Death or the Devil, or any iteration of some demonic evil often manifests itself into psychical characters in movies and shows. In the very best, it’s an effective way to drive the story, and can be awesomely offsetting. In Birdbox, we have Gary. An older man who is let into the house by a pregnant woman (not Bullock) in almost secret, and against the wishes of Malkovich. Gary may be one of the worst actors of all time. Immediately, as what’s left of the runtime is dwindling, we know Gary is evil, and that everyone except Bullock and the kids will die. That is no spoiler. That is bad writing.
And what a perfect embodiment of everything that is wrong with this movie. Where it could be profound, it turns to stupid cliches. Almost, almost the movie has something to say. Because Gary talks about “the creatures from the Underwood”, an insane asylum, whose inhabitants are immune to the visions and sounds driving everyone crazy. Because they are already “crazy”.
But we can’t get too deep on such a complex issue, Gary has to kill everyone. Because people want a bad guy, and someone to root against. And how else to accelerate the plot than have someone come along and easily open all the windows and stab people with scissors. And why exactly doesn’t Tom grab that gun, the moment Malkovich tells him Gary put the birds in the freezer? The lamest contrivances. The most boring circumstances.
This is a horribly stupid movie. And worse, it didn’t have to be. There’s no way those birds make it alive out of the rapids. There’s just no way. And if Gary is the devil, then Rick must be god. Oh yes, a divinely kind voice of intervention on a radio line that hasn’t worked in five years, promising freedom and safety. I guess the birds are supposed to be a wink at The Grande Illusion. And those mentally ill people driving around them in circles told me the idiots who made this movie wanted to think they were as clever as Robert Mathison for I Am Legend, which may be the greatest book ever written. The movie has nothing to do with the book. But Birdbox might be winking at Robert Neville’s fate at the end of it. And how painful it was for to see it. And the ending with Bullock and the kids “almost” being tricked into taking off their blindfolds goes on, and ON, AND ON.
And where Rick is might be the most unintentionally stupid reveal we could have gotten. And Rick’s baldness just told me they wanted to give us some Charles Xavier vibes, except the X Men are now all blind. And Bullock looks up at the end in a similar way to Julianne Moore in the concluding shots of Blindess, which also was a despicable movie based on Saramago’s good book.
This is a waste of your time. What is it that people see and hear that’s making them kill themselves? Some theories online speculate it’s about the dangers of social media. Others say it’s about how white people refuse to see racism. I say you’re all idiots to even have thought past the end credits. This movie, like the stories Tom tells Bullock, and then the kids, is an empty parable.
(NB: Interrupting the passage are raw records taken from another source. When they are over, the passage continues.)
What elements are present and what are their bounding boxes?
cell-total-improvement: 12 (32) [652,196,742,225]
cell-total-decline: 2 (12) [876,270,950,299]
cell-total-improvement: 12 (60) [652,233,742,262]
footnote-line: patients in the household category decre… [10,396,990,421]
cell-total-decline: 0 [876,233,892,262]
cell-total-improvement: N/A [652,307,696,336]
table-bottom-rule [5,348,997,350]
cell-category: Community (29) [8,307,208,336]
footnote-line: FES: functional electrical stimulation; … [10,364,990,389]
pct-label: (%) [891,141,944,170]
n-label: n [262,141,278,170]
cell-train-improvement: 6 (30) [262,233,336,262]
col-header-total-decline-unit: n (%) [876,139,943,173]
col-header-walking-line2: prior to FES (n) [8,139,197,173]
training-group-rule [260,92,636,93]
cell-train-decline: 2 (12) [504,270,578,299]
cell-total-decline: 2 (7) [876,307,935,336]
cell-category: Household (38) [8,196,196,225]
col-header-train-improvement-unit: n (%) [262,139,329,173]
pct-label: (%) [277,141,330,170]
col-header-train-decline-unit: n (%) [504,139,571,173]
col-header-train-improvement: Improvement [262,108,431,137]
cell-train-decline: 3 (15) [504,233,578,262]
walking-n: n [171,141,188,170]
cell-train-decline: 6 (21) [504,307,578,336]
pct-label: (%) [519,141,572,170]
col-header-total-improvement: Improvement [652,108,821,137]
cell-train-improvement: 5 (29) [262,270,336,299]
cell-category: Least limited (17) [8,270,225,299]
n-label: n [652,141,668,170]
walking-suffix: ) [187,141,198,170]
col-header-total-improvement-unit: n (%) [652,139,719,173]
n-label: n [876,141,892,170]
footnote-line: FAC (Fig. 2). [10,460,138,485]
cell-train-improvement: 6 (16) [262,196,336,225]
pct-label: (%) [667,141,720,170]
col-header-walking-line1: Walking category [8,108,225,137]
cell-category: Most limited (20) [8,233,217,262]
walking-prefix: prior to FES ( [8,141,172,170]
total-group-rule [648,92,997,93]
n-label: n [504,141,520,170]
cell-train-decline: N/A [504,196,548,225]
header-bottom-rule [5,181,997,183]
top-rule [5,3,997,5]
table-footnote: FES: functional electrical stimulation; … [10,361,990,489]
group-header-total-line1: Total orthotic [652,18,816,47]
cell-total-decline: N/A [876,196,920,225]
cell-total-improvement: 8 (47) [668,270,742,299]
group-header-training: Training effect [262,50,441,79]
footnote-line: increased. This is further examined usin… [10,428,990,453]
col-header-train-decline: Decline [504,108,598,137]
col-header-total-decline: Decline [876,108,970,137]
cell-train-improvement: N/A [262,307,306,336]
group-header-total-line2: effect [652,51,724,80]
Any worthwhile message has been thrown out the window for dumb and boring cliches and superficial melodrama.
There’s that book, The King in Yellow, written by Robert Chambers, which contained short stories about people who read a play by the same name, and were driven insane by it. The serial killer in True Detective was named after it, and it ended up inspiring both Lovecraft and Stephen King. I’d like to think the characters in Birdbox had seen Birdbox, and were left with no choice but to kill themselves.